Die Herstellung eines bestandsspezifischen Impfstoffes ist möglich;
dauert aber im Ausbruchsfall zu lange und ist daher nur vorbeugend
in Problembeständen sinnvoll.
Das Cytomegalievirus ist ein anderes Herpesvirus, welches ein
zoonotisches Potential besitzt und im Ausland (z. B. Belgien, Australien) häufig bei australischen und afrikanischen Finken gesehen wird.
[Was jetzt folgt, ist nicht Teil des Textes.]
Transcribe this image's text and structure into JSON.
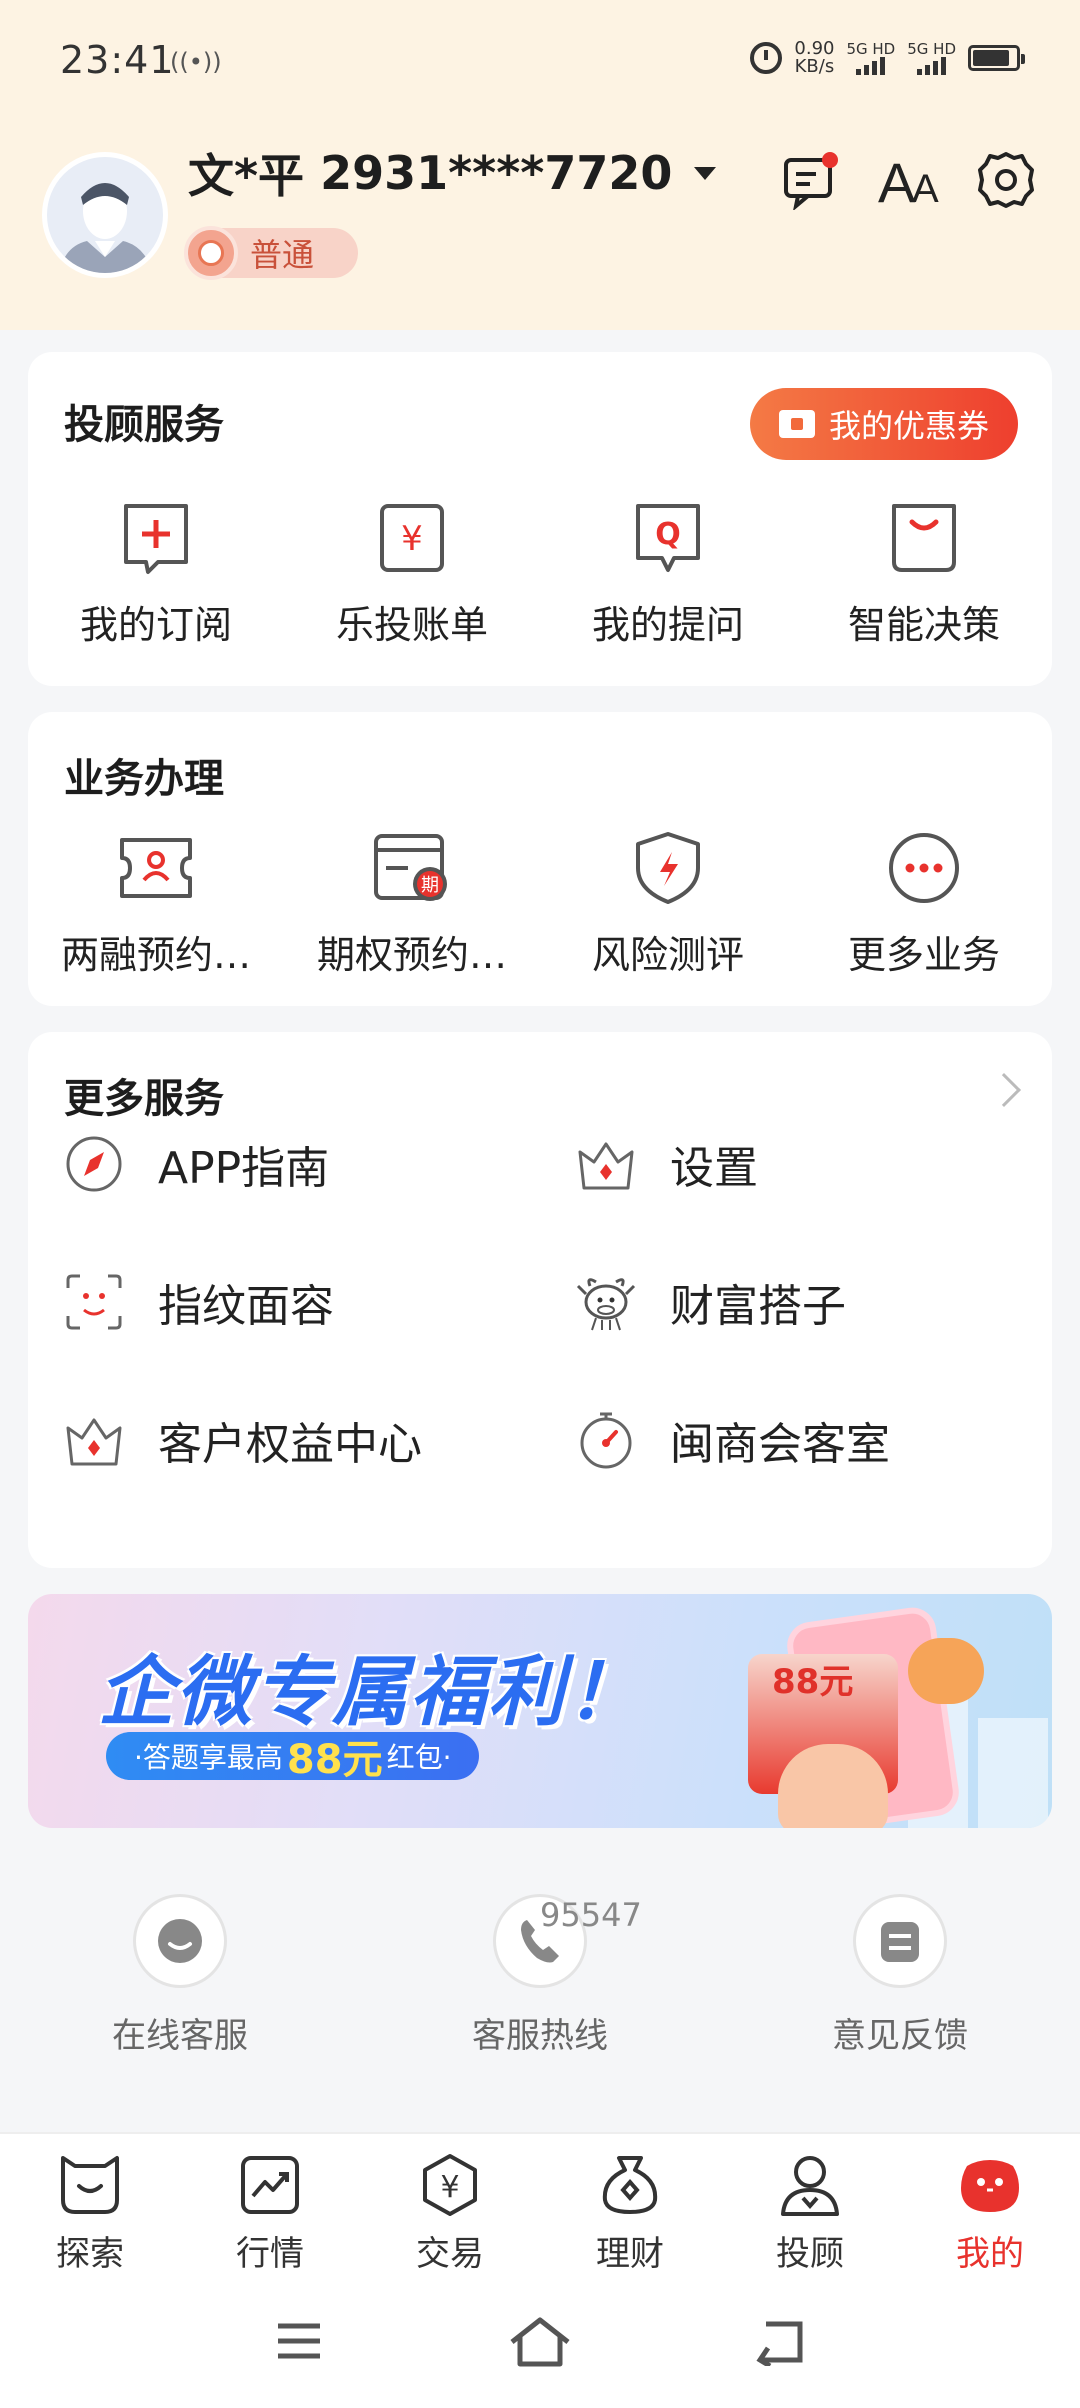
{
  "status_bar": {
    "time": "23:41",
    "net_speed_value": "0.90",
    "net_speed_unit": "KB/s",
    "sim1": "5G HD",
    "sim2": "5G HD"
  },
  "profile": {
    "name": "文*平",
    "account": "2931****7720",
    "level": "普通"
  },
  "header_icons": [
    "messages-icon",
    "font-size-icon",
    "settings-icon"
  ],
  "advisory": {
    "title": "投顾服务",
    "coupon_button": "我的优惠券",
    "items": [
      {
        "label": "我的订阅",
        "icon": "subscribe-icon"
      },
      {
        "label": "乐投账单",
        "icon": "bill-icon"
      },
      {
        "label": "我的提问",
        "icon": "question-icon"
      },
      {
        "label": "智能决策",
        "icon": "smart-decision-icon"
      }
    ]
  },
  "business": {
    "title": "业务办理",
    "items": [
      {
        "label": "两融预约…",
        "icon": "margin-booking-icon"
      },
      {
        "label": "期权预约…",
        "icon": "options-booking-icon"
      },
      {
        "label": "风险测评",
        "icon": "risk-assessment-icon"
      },
      {
        "label": "更多业务",
        "icon": "more-business-icon"
      }
    ]
  },
  "more_services": {
    "title": "更多服务",
    "items": [
      {
        "label": "APP指南",
        "icon": "compass-icon"
      },
      {
        "label": "设置",
        "icon": "crown-icon"
      },
      {
        "label": "指纹面容",
        "icon": "face-id-icon"
      },
      {
        "label": "财富搭子",
        "icon": "cow-mascot-icon"
      },
      {
        "label": "客户权益中心",
        "icon": "crown-icon"
      },
      {
        "label": "闽商会客室",
        "icon": "timer-icon"
      }
    ]
  },
  "banner": {
    "title": "企微专属福利！",
    "subtitle_prefix": "·答题享最高",
    "subtitle_amount": "88元",
    "subtitle_suffix": "红包·",
    "packet_amount": "88元"
  },
  "support": {
    "items": [
      {
        "label": "在线客服",
        "icon": "chat-bubble-icon"
      },
      {
        "label": "客服热线",
        "icon": "phone-icon"
      },
      {
        "label": "意见反馈",
        "icon": "feedback-icon"
      }
    ],
    "hotline_number": "95547"
  },
  "bottom_nav": {
    "active_color": "#e8322d",
    "items": [
      {
        "label": "探索",
        "icon": "explore-icon"
      },
      {
        "label": "行情",
        "icon": "market-icon"
      },
      {
        "label": "交易",
        "icon": "trade-icon"
      },
      {
        "label": "理财",
        "icon": "wealth-icon"
      },
      {
        "label": "投顾",
        "icon": "advisor-icon"
      },
      {
        "label": "我的",
        "icon": "mine-icon"
      }
    ]
  }
}
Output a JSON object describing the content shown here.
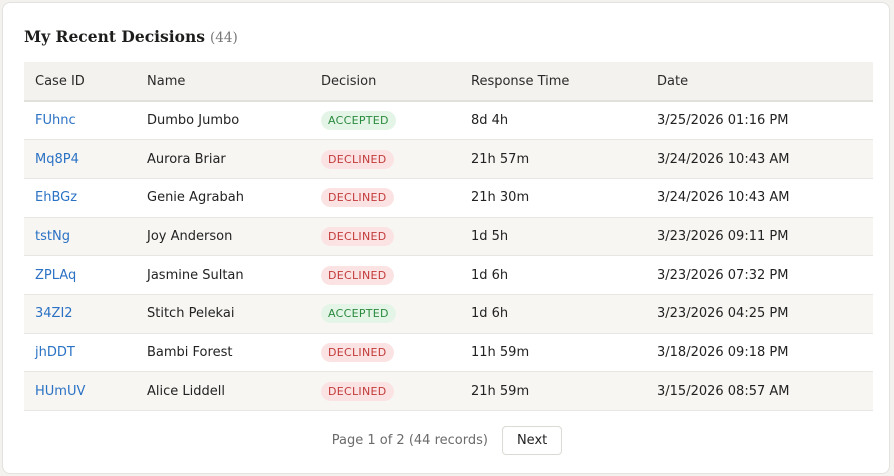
{
  "header": {
    "title": "My Recent Decisions",
    "count": "(44)"
  },
  "table": {
    "columns": [
      "Case ID",
      "Name",
      "Decision",
      "Response Time",
      "Date"
    ],
    "rows": [
      {
        "case_id": "FUhnc",
        "name": "Dumbo Jumbo",
        "decision": "ACCEPTED",
        "response_time": "8d 4h",
        "date": "3/25/2026 01:16 PM"
      },
      {
        "case_id": "Mq8P4",
        "name": "Aurora Briar",
        "decision": "DECLINED",
        "response_time": "21h 57m",
        "date": "3/24/2026 10:43 AM"
      },
      {
        "case_id": "EhBGz",
        "name": "Genie Agrabah",
        "decision": "DECLINED",
        "response_time": "21h 30m",
        "date": "3/24/2026 10:43 AM"
      },
      {
        "case_id": "tstNg",
        "name": "Joy Anderson",
        "decision": "DECLINED",
        "response_time": "1d 5h",
        "date": "3/23/2026 09:11 PM"
      },
      {
        "case_id": "ZPLAq",
        "name": "Jasmine Sultan",
        "decision": "DECLINED",
        "response_time": "1d 6h",
        "date": "3/23/2026 07:32 PM"
      },
      {
        "case_id": "34ZI2",
        "name": "Stitch Pelekai",
        "decision": "ACCEPTED",
        "response_time": "1d 6h",
        "date": "3/23/2026 04:25 PM"
      },
      {
        "case_id": "jhDDT",
        "name": "Bambi Forest",
        "decision": "DECLINED",
        "response_time": "11h 59m",
        "date": "3/18/2026 09:18 PM"
      },
      {
        "case_id": "HUmUV",
        "name": "Alice Liddell",
        "decision": "DECLINED",
        "response_time": "21h 59m",
        "date": "3/15/2026 08:57 AM"
      }
    ]
  },
  "pagination": {
    "info": "Page 1 of 2 (44 records)",
    "next_label": "Next"
  },
  "colors": {
    "link": "#2b72c4",
    "accepted": "#2a8a3e",
    "declined": "#c23a3a"
  }
}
Auch hier können Gouldsamadinen einen schweren Verlauf mit 100 %
Todesrate zeigen. Bei immungeschwächten Menschen sind ebenfalls
Todesfälle beschrieben.
Polyomavirus
Polyomavirusausbrüche bei Finken ähneln im Verlauf und der
Symptomatik den häufiger vorkommenden Infektionen bei Wellensittichen. Erwachsene Tiere sind meist symptomlos, Jungtiere im Alter von 1-3 Tagen zeigen eine hohe Mortalität. Überlebende Jungtiere
bleiben in ihrer Entwicklung zurück, bilden fehlgebildete, eingedrehte Federn, einen überlangen Unterschnabel und erkranken häufiger
an Zweitinfektionen.
Verstorbene Nestlinge zeigen eine Leber- und Milzvergrößerung
sowie Blutungen in der Unterhaut. Prophylaktisch können in Zuchten nur allgemeine seuchenphrophylaktische Maßnahmen ergriffen
werden (hohe Hygienestandards, Quarantäne und evtl. Eingangstests
für Neuzugänge, usw.). Eine Impfung existiert momentan nicht.